Na primeira visita de Yasmin ao Jojo, logo em sua inauguração em 2016, a paixão foi imediata. “Quando eu gosto de alguma coisa, fico viciada. Eu ia toda semana, ficava duas horas na fila, sozinha. A primeira vez que provei falei até um palavrão, de tão bom. Eu levava minha família, meus amigos, todo mundo”, relembra.

Figura conhecida no espaço, a consultora de gestão de serviço era famosa por se sentir à vontade — até demais — no restaurante, a ponto de abrir a geladeira para servir-se e “atormentar os garçons”, como recorda Simone.
“Até que um dia, depois de seis meses frequentando como cliente, bebi uma garrafa de 1800 ml de saquê, vi a Simone e tomei a coragem de falar: ‘Você é muito foda’. E saí andando, todo mundo achou que eu era louca, inclusive ela”, se diverte.

Ciente do talento de Yasmin, Simone a procurou pouco depois com a ideia de contratá-la para um treinamento de saquê. “Ela me falou que sabia que o serviço da casa não era muito bom, e se eu conhecia alguém que dava esse tipo de consultoria. E eu respondi: ‘Prazer, Yasmin’.”

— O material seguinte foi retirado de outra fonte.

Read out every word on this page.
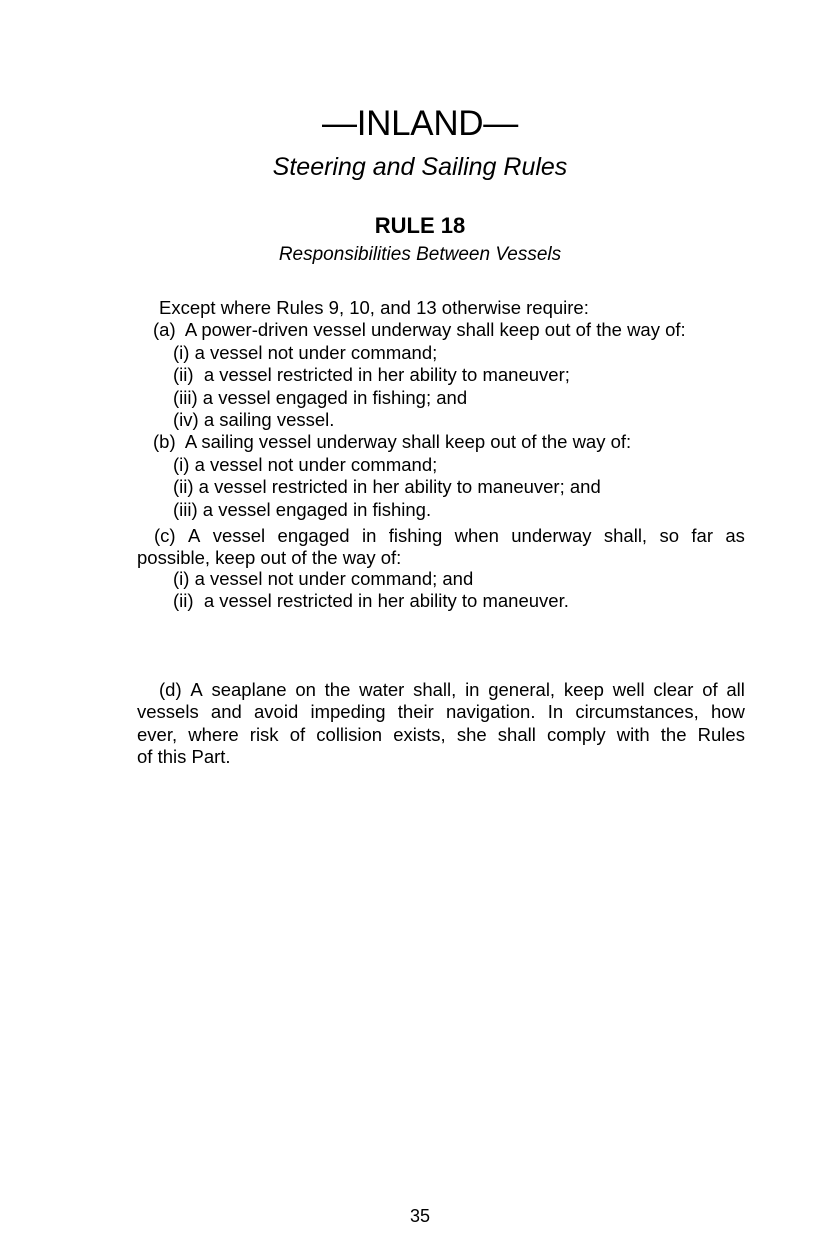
—INLAND—
Steering and Sailing Rules
RULE 18
Responsibilities Between Vessels
Except where Rules 9, 10, and 13 otherwise require:
(a)  A power-driven vessel underway shall keep out of the way of:
(i) a vessel not under command;
(ii)  a vessel restricted in her ability to maneuver;
(iii) a vessel engaged in fishing; and
(iv) a sailing vessel.
(b)  A sailing vessel underway shall keep out of the way of:
(i) a vessel not under command;
(ii) a vessel restricted in her ability to maneuver; and
(iii) a vessel engaged in fishing.
(c) A vessel engaged in fishing when underway shall, so far as
possible, keep out of the way of:
(i) a vessel not under command; and
(ii)  a vessel restricted in her ability to maneuver.
(d) A seaplane on the water shall, in general, keep well clear of all
vessels and avoid impeding their navigation. In circumstances, how
ever, where risk of collision exists, she shall comply with the Rules
of this Part.
35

A sinceridade da sommelière foi o gatilho para o que viria a ser uma parceria indissolúvel. Simone, que até então se dedicava integralmente à perfeição do caldo e dos ingredientes, reconheceu a necessidade de aprimorar a experiência do salão. O que começou como uma consultoria se tornou uma sociedade, unindo força criativa e expertise.
SABORES DE HOKKAIDO

Quase uma década depois, essa dualidade é o motor que impulsiona a expansão da marca. O Jojo soma quatro unidades, cada qual com uma personalidade distinta, e uma legião de fãs que ultrapassa a bolha da culinária japonesa.
A mais recente, em Pinheiros, leva essa filosofia a um novo patamar. O cardápio da casa, inaugurada em julho deste ano, é inspirado na ilha de Hokkaido, ao norte do Japão, e celebra o mar e a sua riqueza.
Longe de simplesmente replicar as receitas dos gotochi ramen (regionais), a abordagem é autoral e ousada: “A gente não quer fazer o lámen da região, mas sim trazer os ingredientes da região para criar o nosso”. Ao apresentar insumos diferentes, Yasmin explica que o objetivo é fugir de uma “caricatura” da gastronomia do país, através de um olhar de cuidado para a matéria-prima.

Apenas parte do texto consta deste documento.